Martin Fowler’s Keynote at XPDay Conference 2003

I went to the XPDay conference last December where Martin Fowler gave one of the keynotes. I enjoyed the conference as a whole very much. While there were some XP zealots, I also found plenty of more rounded views which were of great interest (to me).

Martin’s talk was interesting and I took some notes which I have been meaning to write up.

There was nary a power point slide in site as he strode around the room talking to us as he went – rather like your archetypal absent minded professor. He did refer back to previous conference talks he has given – “that was when I used to plan my talks as opposed to just give a generic title and talk about my current preoccupations!”.

He started his talk by saying that he was getting a bit tired of XP (and yes he was being a bit provocative!).

He compared software development with book writing, and concluded that the process of development varies legitimately because of who is doing it rather than what they are doing (his style vs. Steve McConnell, both of whom are successful authors). Martin thinks about something and then writes a complete section on that topic. He repeats this process, and then starts refactoring the topics, out of which comes his book. Steve apparently refines an outline view down to a very detailed level for the whole book. Then he fleshes out each detailed point with a few paragraphs and is done. Two very different ways of going about it.
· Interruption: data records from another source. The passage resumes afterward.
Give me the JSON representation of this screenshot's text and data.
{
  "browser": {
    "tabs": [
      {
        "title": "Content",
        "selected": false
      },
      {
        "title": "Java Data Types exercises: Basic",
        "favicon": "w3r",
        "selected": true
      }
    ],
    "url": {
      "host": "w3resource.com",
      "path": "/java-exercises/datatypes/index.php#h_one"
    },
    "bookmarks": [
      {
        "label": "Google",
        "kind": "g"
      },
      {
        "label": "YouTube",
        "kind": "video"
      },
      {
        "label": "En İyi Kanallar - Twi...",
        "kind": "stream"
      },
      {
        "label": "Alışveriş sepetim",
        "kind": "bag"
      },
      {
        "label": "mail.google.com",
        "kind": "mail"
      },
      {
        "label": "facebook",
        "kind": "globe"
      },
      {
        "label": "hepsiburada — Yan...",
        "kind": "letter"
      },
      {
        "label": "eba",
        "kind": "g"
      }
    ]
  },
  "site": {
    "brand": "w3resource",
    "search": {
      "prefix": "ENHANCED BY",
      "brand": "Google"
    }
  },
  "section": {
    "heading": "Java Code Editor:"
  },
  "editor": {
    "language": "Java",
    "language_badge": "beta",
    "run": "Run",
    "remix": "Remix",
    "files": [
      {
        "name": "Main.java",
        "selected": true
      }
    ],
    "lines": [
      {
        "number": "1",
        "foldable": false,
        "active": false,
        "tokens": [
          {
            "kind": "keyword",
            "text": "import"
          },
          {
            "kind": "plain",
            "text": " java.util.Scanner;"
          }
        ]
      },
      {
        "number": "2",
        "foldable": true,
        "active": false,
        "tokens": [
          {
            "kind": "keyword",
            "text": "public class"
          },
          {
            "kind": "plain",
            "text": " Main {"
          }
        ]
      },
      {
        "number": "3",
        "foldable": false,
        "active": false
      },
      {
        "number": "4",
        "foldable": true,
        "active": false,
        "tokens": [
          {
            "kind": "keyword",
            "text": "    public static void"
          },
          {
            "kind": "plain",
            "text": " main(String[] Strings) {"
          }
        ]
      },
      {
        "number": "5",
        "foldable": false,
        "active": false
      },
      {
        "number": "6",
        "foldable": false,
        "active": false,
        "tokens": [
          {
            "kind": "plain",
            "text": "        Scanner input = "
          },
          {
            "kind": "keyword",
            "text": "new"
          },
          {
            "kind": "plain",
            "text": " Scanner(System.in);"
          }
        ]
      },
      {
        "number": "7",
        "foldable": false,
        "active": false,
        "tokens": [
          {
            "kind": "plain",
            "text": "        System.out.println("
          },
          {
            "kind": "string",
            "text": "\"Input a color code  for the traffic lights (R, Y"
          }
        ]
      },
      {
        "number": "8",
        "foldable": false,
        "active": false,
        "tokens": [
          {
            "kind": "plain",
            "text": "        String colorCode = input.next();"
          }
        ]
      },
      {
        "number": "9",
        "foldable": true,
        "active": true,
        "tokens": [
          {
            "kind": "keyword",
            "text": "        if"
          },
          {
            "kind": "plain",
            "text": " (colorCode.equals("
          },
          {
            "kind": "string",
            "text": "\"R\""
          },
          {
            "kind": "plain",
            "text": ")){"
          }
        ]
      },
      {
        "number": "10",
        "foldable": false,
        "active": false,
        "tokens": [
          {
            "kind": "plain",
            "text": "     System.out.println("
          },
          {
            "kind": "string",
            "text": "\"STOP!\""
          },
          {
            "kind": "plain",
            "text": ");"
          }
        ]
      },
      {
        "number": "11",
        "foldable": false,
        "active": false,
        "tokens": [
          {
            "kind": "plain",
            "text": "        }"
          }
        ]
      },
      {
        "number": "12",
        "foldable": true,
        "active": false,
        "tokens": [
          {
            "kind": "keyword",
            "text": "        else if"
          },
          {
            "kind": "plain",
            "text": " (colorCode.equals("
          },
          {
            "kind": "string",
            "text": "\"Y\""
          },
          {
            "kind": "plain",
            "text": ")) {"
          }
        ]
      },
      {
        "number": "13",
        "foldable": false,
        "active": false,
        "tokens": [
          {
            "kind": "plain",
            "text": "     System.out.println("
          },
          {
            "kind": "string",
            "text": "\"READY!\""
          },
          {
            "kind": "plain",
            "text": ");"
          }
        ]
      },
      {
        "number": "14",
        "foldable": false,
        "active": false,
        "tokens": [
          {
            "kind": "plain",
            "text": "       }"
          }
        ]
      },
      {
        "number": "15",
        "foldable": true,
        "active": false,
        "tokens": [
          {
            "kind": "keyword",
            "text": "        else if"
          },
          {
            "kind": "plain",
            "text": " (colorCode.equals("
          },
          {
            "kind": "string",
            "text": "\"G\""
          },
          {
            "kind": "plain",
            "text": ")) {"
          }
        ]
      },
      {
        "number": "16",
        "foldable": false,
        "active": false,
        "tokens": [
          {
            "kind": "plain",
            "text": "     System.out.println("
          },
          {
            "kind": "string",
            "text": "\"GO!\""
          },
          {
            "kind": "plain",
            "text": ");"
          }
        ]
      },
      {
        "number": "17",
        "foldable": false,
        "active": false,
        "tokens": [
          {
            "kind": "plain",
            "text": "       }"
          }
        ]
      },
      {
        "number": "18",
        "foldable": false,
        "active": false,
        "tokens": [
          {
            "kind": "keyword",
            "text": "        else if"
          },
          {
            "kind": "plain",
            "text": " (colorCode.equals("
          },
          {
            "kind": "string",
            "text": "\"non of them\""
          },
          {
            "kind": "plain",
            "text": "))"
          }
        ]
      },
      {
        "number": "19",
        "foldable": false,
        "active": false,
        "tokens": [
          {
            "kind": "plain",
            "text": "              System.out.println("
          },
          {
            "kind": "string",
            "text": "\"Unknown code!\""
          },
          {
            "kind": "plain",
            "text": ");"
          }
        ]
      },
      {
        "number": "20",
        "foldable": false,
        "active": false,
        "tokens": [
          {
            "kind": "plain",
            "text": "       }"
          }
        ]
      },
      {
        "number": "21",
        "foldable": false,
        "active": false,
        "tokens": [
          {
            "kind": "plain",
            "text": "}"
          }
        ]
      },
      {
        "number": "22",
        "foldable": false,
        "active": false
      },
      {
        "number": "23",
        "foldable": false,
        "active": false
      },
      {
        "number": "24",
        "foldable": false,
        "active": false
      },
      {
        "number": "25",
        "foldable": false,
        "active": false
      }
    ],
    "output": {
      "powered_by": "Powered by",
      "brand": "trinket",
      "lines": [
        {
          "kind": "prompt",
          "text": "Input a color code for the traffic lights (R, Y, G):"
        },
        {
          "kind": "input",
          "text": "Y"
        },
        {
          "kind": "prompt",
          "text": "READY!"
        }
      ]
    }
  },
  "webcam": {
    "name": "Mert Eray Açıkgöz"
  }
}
When asked if he would co-author a book with Steve he was doubtful because their styles are so different, whereas he has successfully co-authored with Kent Beck).

How do you measure the value of software? This is frequently rather difficult since reducing some business process down from 2 days to 45 minutes is down to a number of factors, not just the software that helped enable it. Software methodologies tend to be very difficult to compare and are not really measurable. Thus relative arguments are frequently founded on sand (there is a lot of heat in online discussions to very little benefit).
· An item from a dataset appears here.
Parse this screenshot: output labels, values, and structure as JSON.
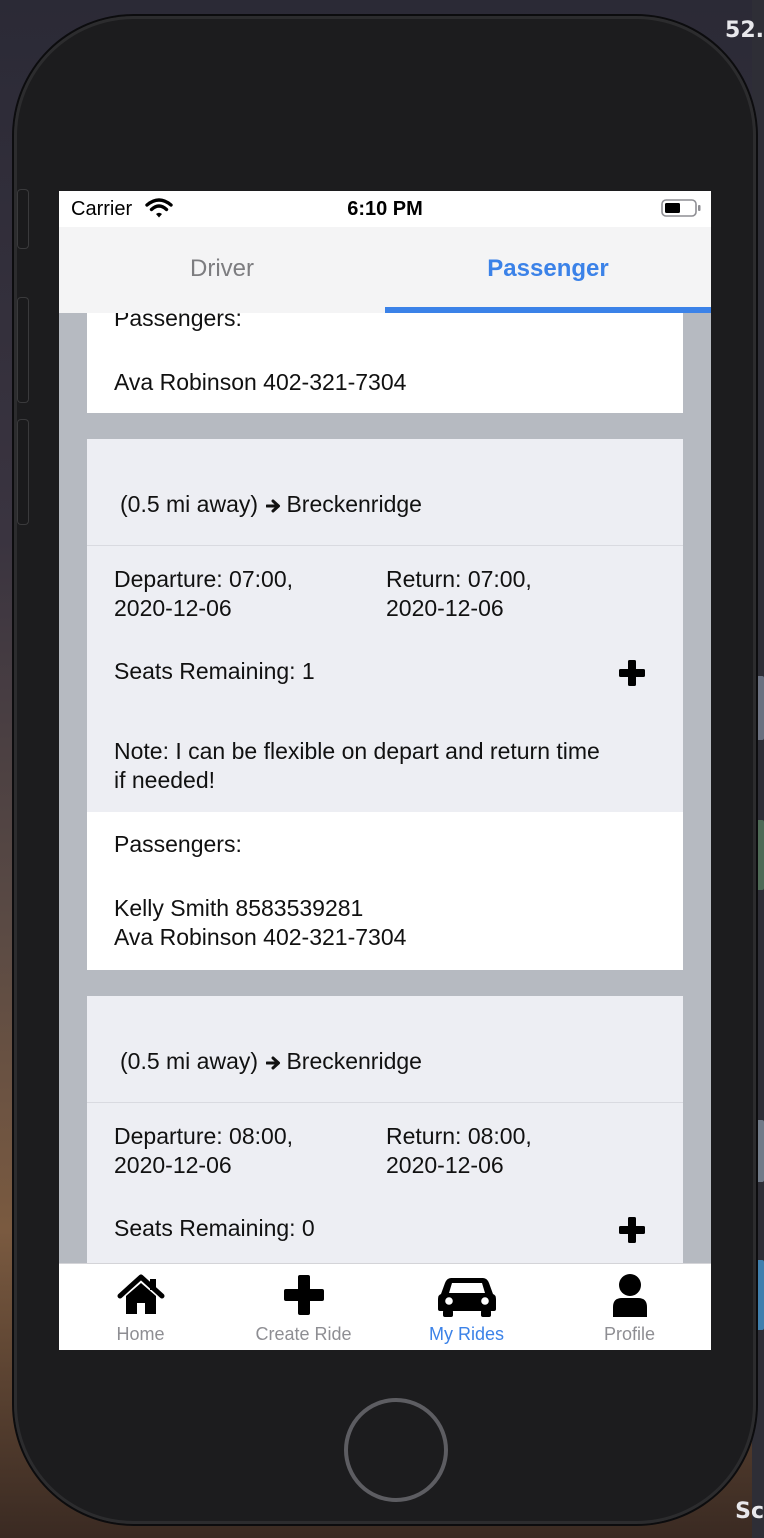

So, what makes good software design? He mentioned Eric Raymond’s The Art of Unix Programming as discussing what people have done to succeed as opposed to laying out what they should do to succeed.
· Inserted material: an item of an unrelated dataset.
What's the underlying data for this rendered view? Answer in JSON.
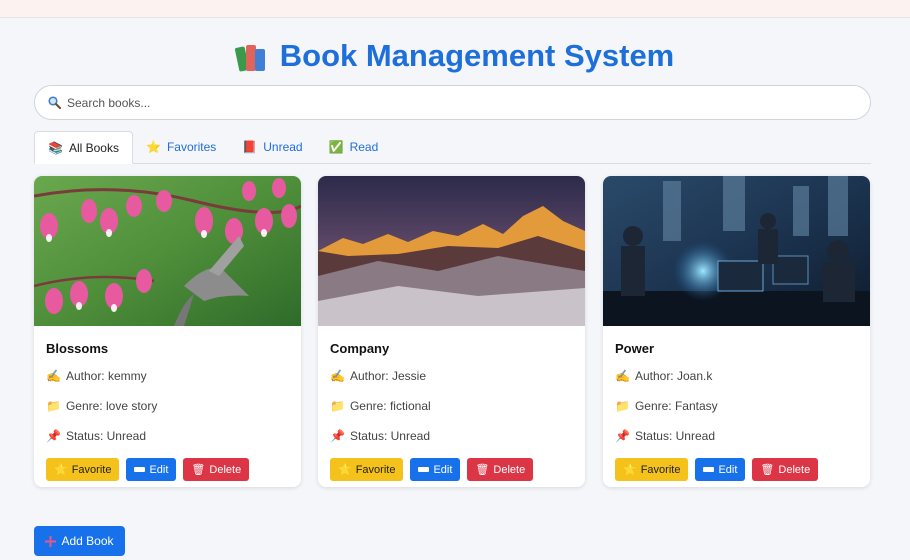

In his view, the XP community consider design and programming to overlap to a huge degree (growing out of Smalltalk/Lisp/Unix world and experience). Others have the experience that programming without design leads to huge problems, and therefore conclude that the XP way can’t work.

Can evolutionary design work? Absolutely, and Unix is a prime example.

Martin discussed this topic in “Is Design Dead?”. He now considers that article fine up to a point, but he realised that he had missed a major issue to do with people. This was highlighted for him by Enrico Zaninotto during XP2002 that you need something to make the process converge. Various XP practices influence this: test driven development, refactoring and continuous integration make evolutionary design possible. Things like YAGNI seem counter intuitive, but anticipatory design is seldom correct, it adds complexity, and the “cost of carry” is frequently large. Unix worked by releasing early and often, and building simply and evolving.

In Martin’s current view, the most important factor in getting evolutionary design to work is to have people on the team with the will and the ability to “make things converge”. Ability means that people recognise imperfections in a system (this is more important than knowing how to solve them – you can ask for help with that). Will means looking at what’s going on and have an active desire to fix it, persuade others etc. Thus motivation of a project team is a huge factor. You get problems if you don’t have people poking around looking into things and how to make them converge.

If design and programming happen together, how can a manager tell that any design is actually being done? The manager needs to get a sense of “do people care?” and “is action happening?”. An important clue is that code being thrown away indicates design is happening. Next clue is the sense of the team dynamics or motivation.

And that was it. I certainly found it very interesting.